What analysts now predict is an adverse international reaction to any major Israeli operation in Gaza, if the situation will continue to escalate into open confrontation, with mass casualties on both sides. World opinion will not tolerate an Israeli offensive into the crowded refugee camps, which Hamas has turned into a heavily bunkered defense. But Israeli officials warn, that should Palestinian missiles and mortars continue to rain on Israeli settlements and with suicide bombers running riot, there will not remain an alternative, but mount a major offensive into the Gaza strip. While the entire re-occupation of the Strip seems out of context, a limited Israeli controlled cordon sanitaire in the northern part, which was populated by former Israeli settlements, could be established again in order to place Palestinian rockets out of range from major strategic targets in the Ashkelon area. In fact, according to the 1994 Gaza-Jericho agreement a special paragraph depicted security arrangements of this kind within a security perimeter delimited by both sides. Meanwhile, the army is preparing, and on a scale that some liken to the preparations preceding the first Lebanon War in 1982. In Israel, such preparations tend to be self-fulfilling prophecies.

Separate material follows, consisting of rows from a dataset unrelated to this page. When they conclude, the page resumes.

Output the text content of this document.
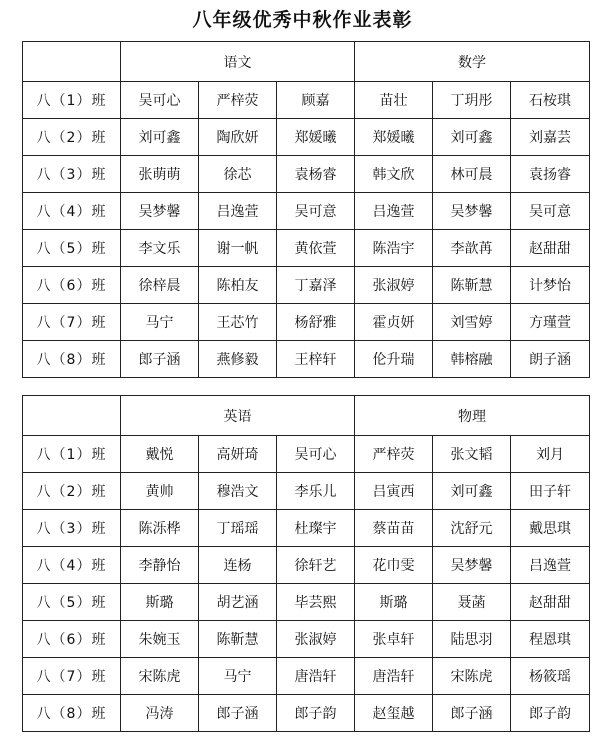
八年级优秀中秋作业表彰
	语文			数学		
八（1）班	吴可心	严梓荧	顾嘉	苗壮	丁玥彤	石桉琪
八（2）班	刘可鑫	陶欣妍	郑媛曦	郑媛曦	刘可鑫	刘嘉芸
八（3）班	张萌萌	徐芯	袁杨睿	韩文欣	林可晨	袁扬睿
八（4）班	吴梦馨	吕逸萱	吴可意	吕逸萱	吴梦馨	吴可意
八（5）班	李文乐	谢一帆	黄依萱	陈浩宇	李歆苒	赵甜甜
八（6）班	徐梓晨	陈柏友	丁嘉泽	张淑婷	陈靳慧	计梦怡
八（7）班	马宁	王芯竹	杨舒雅	霍贞妍	刘雪婷	方瑾萱
八（8）班	郎子涵	燕修毅	王梓轩	伦升瑞	韩榕融	朗子涵
	英语			物理		
八（1）班	戴悦	高妍琦	吴可心	严梓荧	张文韬	刘月
八（2）班	黄帅	穆浩文	李乐儿	吕寅西	刘可鑫	田子轩
八（3）班	陈泺桦	丁瑶瑶	杜璨宇	蔡苗苗	沈舒元	戴思琪
八（4）班	李静怡	连杨	徐轩艺	花巾雯	吴梦馨	吕逸萱
八（5）班	斯璐	胡艺涵	毕芸熙	斯璐	聂菡	赵甜甜
八（6）班	朱婉玉	陈靳慧	张淑婷	张卓轩	陆思羽	程恩琪
八（7）班	宋陈虎	马宁	唐浩轩	唐浩轩	宋陈虎	杨筱瑶
八（8）班	冯涛	郎子涵	郎子韵	赵玺越	郎子涵	郎子韵
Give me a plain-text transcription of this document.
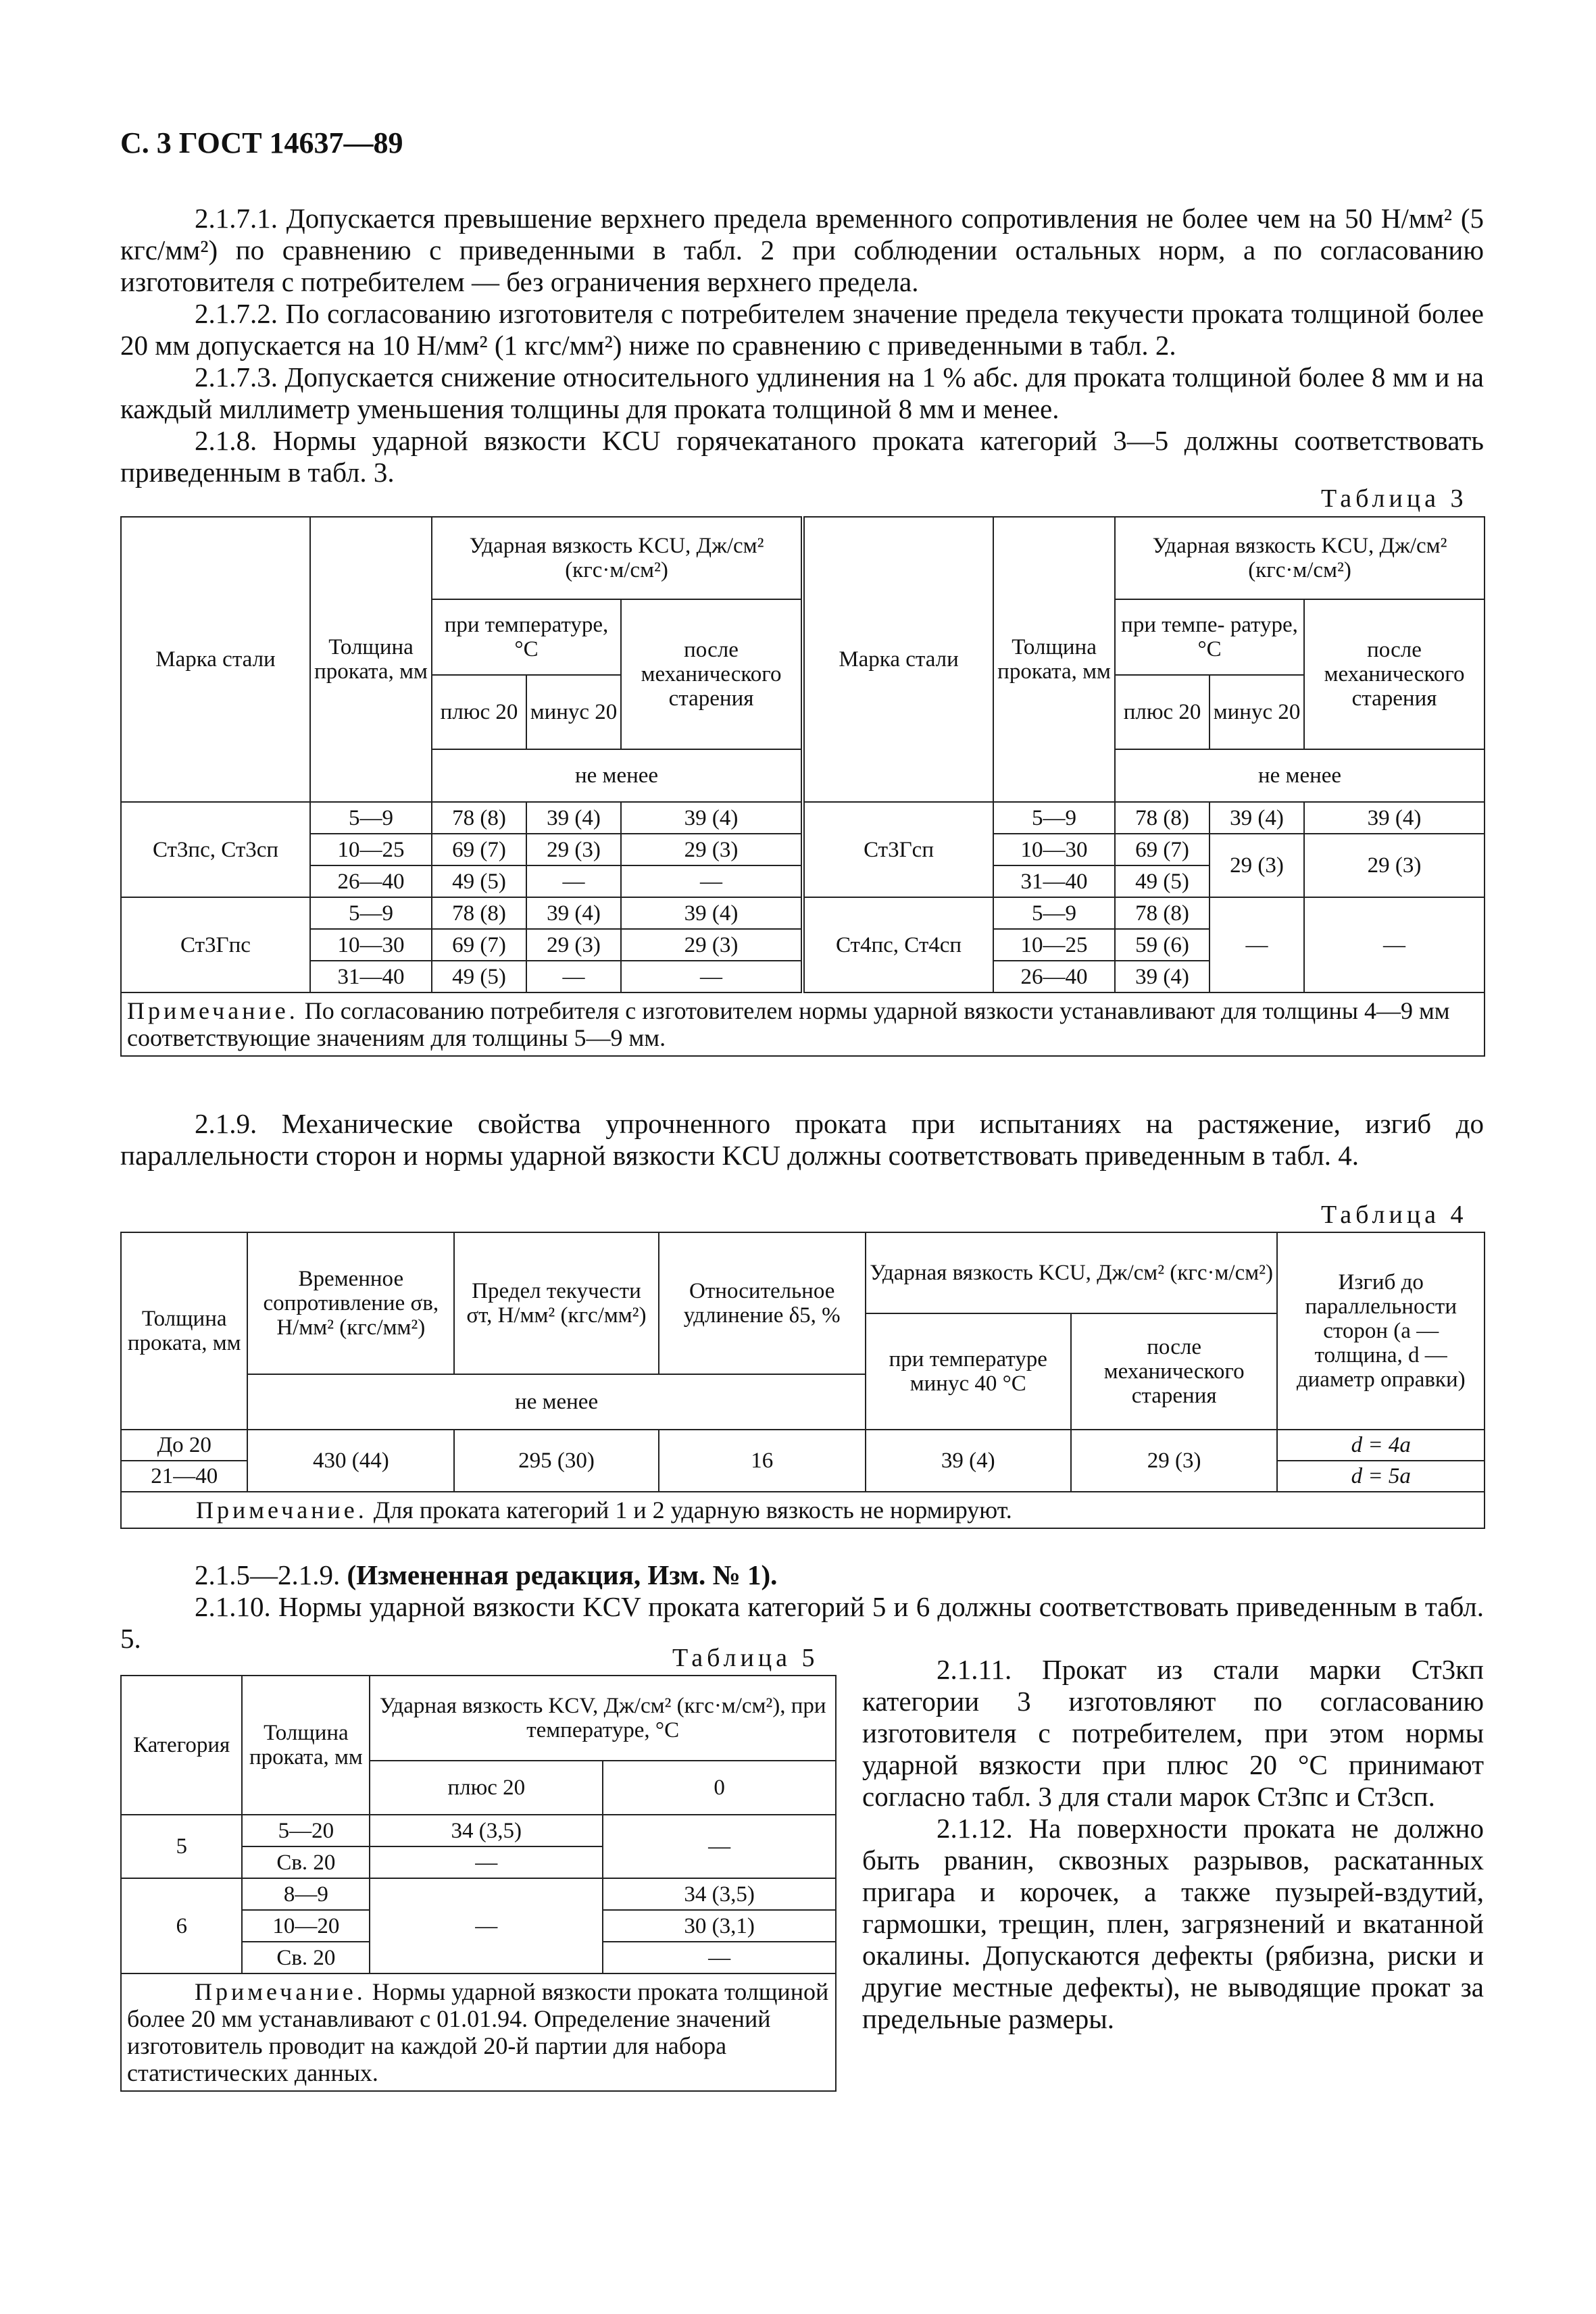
С. 3 ГОСТ 14637—89

2.1.7.1. Допускается превышение верхнего предела временного сопротивления не более чем на 50 Н/мм² (5 кгс/мм²) по сравнению с приведенными в табл. 2 при соблюдении остальных норм, а по согласованию изготовителя с потребителем — без ограничения верхнего предела.

2.1.7.2. По согласованию изготовителя с потребителем значение предела текучести проката толщиной более 20 мм допускается на 10 Н/мм² (1 кгс/мм²) ниже по сравнению с приведенными в табл. 2.

2.1.7.3. Допускается снижение относительного удлинения на 1 % абс. для проката толщиной более 8 мм и на каждый миллиметр уменьшения толщины для проката толщиной 8 мм и менее.

2.1.8. Нормы ударной вязкости KCU горячекатаного проката категорий 3—5 должны соответствовать приведенным в табл. 3.

Таблица 3
Марка стали	Толщина проката, мм	Ударная вязкость KCU, Дж/см² (кгс·м/см²)			Марка стали	Толщина проката, мм	Ударная вязкость KCU, Дж/см² (кгс·м/см²)		
		при температуре, °С		после механического старения			при темпе- ратуре, °С		после механического старения
		плюс 20	минус 20				плюс 20	минус 20	
		не менее					не менее		
Ст3пс, Ст3сп	5—9	78 (8)	39 (4)	39 (4)	Ст3Гсп	5—9	78 (8)	39 (4)	39 (4)
	10—25	69 (7)	29 (3)	29 (3)		10—30	69 (7)	29 (3)	29 (3)
	26—40	49 (5)	—	—		31—40	49 (5)		
Ст3Гпс	5—9	78 (8)	39 (4)	39 (4)	Ст4пс, Ст4сп	5—9	78 (8)	—	—
	10—30	69 (7)	29 (3)	29 (3)		10—25	59 (6)		
	31—40	49 (5)	—	—		26—40	39 (4)		
Примечание. По согласованию потребителя с изготовителем нормы ударной вязкости устанавливают для толщины 4—9 мм соответствующие значениям для толщины 5—9 мм.									

2.1.9. Механические свойства упрочненного проката при испытаниях на растяжение, изгиб до параллельности сторон и нормы ударной вязкости KCU должны соответствовать приведенным в табл. 4.

Таблица 4
Толщина проката, мм	Временное сопротивление σв, Н/мм² (кгс/мм²)	Предел текучести σт, Н/мм² (кгс/мм²)	Относительное удлинение δ5, %	Ударная вязкость KCU, Дж/см² (кгс·м/см²)		Изгиб до параллельности сторон (a — толщина, d — диаметр оправки)
				при температуре минус 40 °С	после механического старения	
	не менее					
До 20	430 (44)	295 (30)	16	39 (4)	29 (3)	d = 4a
21—40						d = 5a
Примечание. Для проката категорий 1 и 2 ударную вязкость не нормируют.						

2.1.5—2.1.9. (Измененная редакция, Изм. № 1).

2.1.10. Нормы ударной вязкости KCV проката категорий 5 и 6 должны соответствовать приведенным в табл. 5.

Таблица 5
Категория	Толщина проката, мм	Ударная вязкость KCV, Дж/см² (кгс·м/см²), при температуре, °С	
		плюс 20	0
5	5—20	34 (3,5)	—
	Св. 20	—	
6	8—9	—	34 (3,5)
	10—20		30 (3,1)
	Св. 20		—
Примечание. Нормы ударной вязкости проката толщиной более 20 мм устанавливают с 01.01.94. Определение значений изготовитель проводит на каждой 20-й партии для набора статистических данных.			

2.1.11. Прокат из стали марки Ст3кп категории 3 изготовляют по согласованию изготовителя с потребителем, при этом нормы ударной вязкости при плюс 20 °С принимают согласно табл. 3 для стали марок Ст3пс и Ст3сп.

2.1.12. На поверхности проката не должно быть рванин, сквозных разрывов, раскатанных пригара и корочек, а также пузырей-вздутий, гармошки, трещин, плен, загрязнений и вкатанной окалины. Допускаются дефекты (рябизна, риски и другие местные дефекты), не выводящие прокат за предельные размеры.
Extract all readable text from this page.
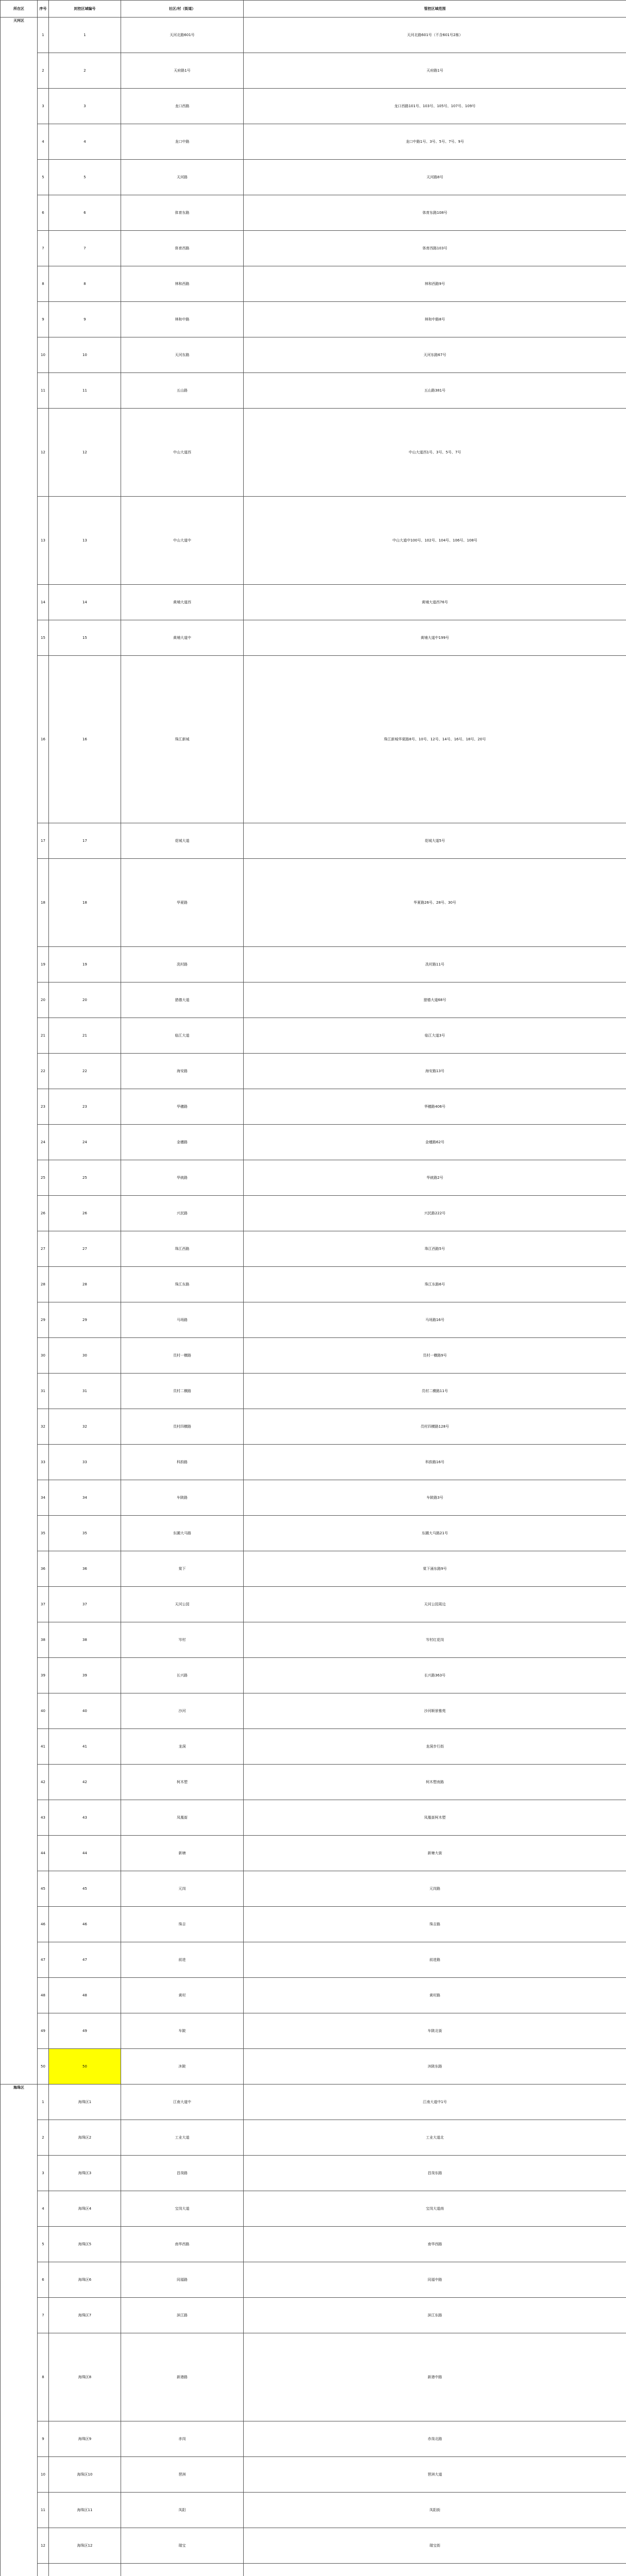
所在区	序号	封控区域编号	社区/村（街道）	管控区域范围
天河区	1	1	天河北路601号	天河北路601号（不含601号2栋）
	2	2	天府路1号	天府路1号
	3	3	龙口西路	龙口西路101号、103号、105号、107号、109号
	4	4	龙口中路	龙口中路1号、3号、5号、7号、9号
	5	5	天河路	天河路8号
	6	6	体育东路	体育东路108号
	7	7	体育西路	体育西路103号
	8	8	林和西路	林和西路9号
	9	9	林和中路	林和中路8号
	10	10	天河东路	天河东路67号
	11	11	五山路	五山路381号
	12	12	中山大道西	中山大道西1号、3号、5号、7号
	13	13	中山大道中	中山大道中100号、102号、104号、106号、108号
	14	14	黄埔大道西	黄埔大道西76号
	15	15	黄埔大道中	黄埔大道中199号
	16	16	珠江新城	珠江新城华夏路8号、10号、12号、14号、16号、18号、20号
	17	17	花城大道	花城大道5号
	18	18	华夏路	华夏路26号、28号、30号
	19	19	冼村路	冼村路11号
	20	20	猎德大道	猎德大道68号
	21	21	临江大道	临江大道3号
	22	22	海安路	海安路13号
	23	23	华穗路	华穗路406号
	24	24	金穗路	金穗路62号
	25	25	华就路	华就路2号
	26	26	兴民路	兴民路222号
	27	27	珠江西路	珠江西路5号
	28	28	珠江东路	珠江东路6号
	29	29	马场路	马场路16号
	30	30	员村一横路	员村一横路9号
	31	31	员村二横路	员村二横路11号
	32	32	员村四横路	员村四横路128号
	33	33	科韵路	科韵路16号
	34	34	车陂路	车陂路3号
	35	35	东圃大马路	东圃大马路21号
	36	36	棠下	棠下涌东路9号
	37	37	天河公园	天河公园周边
	38	38	岑村	岑村红花岗
	39	39	长兴路	长兴路363号
	40	40	沙河	沙河顺景雅苑
	41	41	龙洞	龙洞步行街
	42	42	柯木塱	柯木塱南路
	43	43	凤凰街	凤凰街柯木塱
	44	44	新塘	新塘大街
	45	45	元岗	元岗路
	46	46	珠吉	珠吉路
	47	47	前进	前进路
	48	48	黄村	黄村路
	49	49	车陂	车陂北街
	50	50	沐陂	沐陂东路
海珠区	1	海珠区1	江南大道中	江南大道中1号
	2	海珠区2	工业大道	工业大道北
	3	海珠区3	昌岗路	昌岗东路
	4	海珠区4	宝岗大道	宝岗大道南
	5	海珠区5	南华西路	南华西路
	6	海珠区6	同福路	同福中路
	7	海珠区7	滨江路	滨江东路
	8	海珠区8	新港路	新港中路
	9	海珠区9	赤岗	赤岗北路
	10	海珠区10	琶洲	琶洲大道
	11	海珠区11	凤阳	凤阳街
	12	海珠区12	瑞宝	瑞宝街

Analysts find it extremely difficult to decipher the logic that guided these latest actions by a Hamas led government last week. On the face, the responsibility lies with Prime Minister Ismail Haniyeh’s Hamas government, which is unable to exert any function over the rival factions and warlords. Some analysts in Gaza believe that Hamas’ decision to fire Qassam rockets at Israel on Independence Day was an attempt to make the Palestinian public forget the movement’s failure to restore order in the streets of the Strip.
Nor is the IDF sitting idely by watching the Gaza Strip turning into a huge military potential arsenal on its very threshold. For its part, Israel is clearly preparing for the possibility of war, redoubling infantry and armor maneuvers, as well as holding a nearly-unprecedented national civil defense exercise several weeks ago. IDF Chief of Staff Lt. Gen. Gabi Ashkenazy has made it plain that Israel should be prepared to root out terror in Gaza and that he, personally, is unsatisfied with the results of last summer’s combat in Lebanon, which will not be repeated here.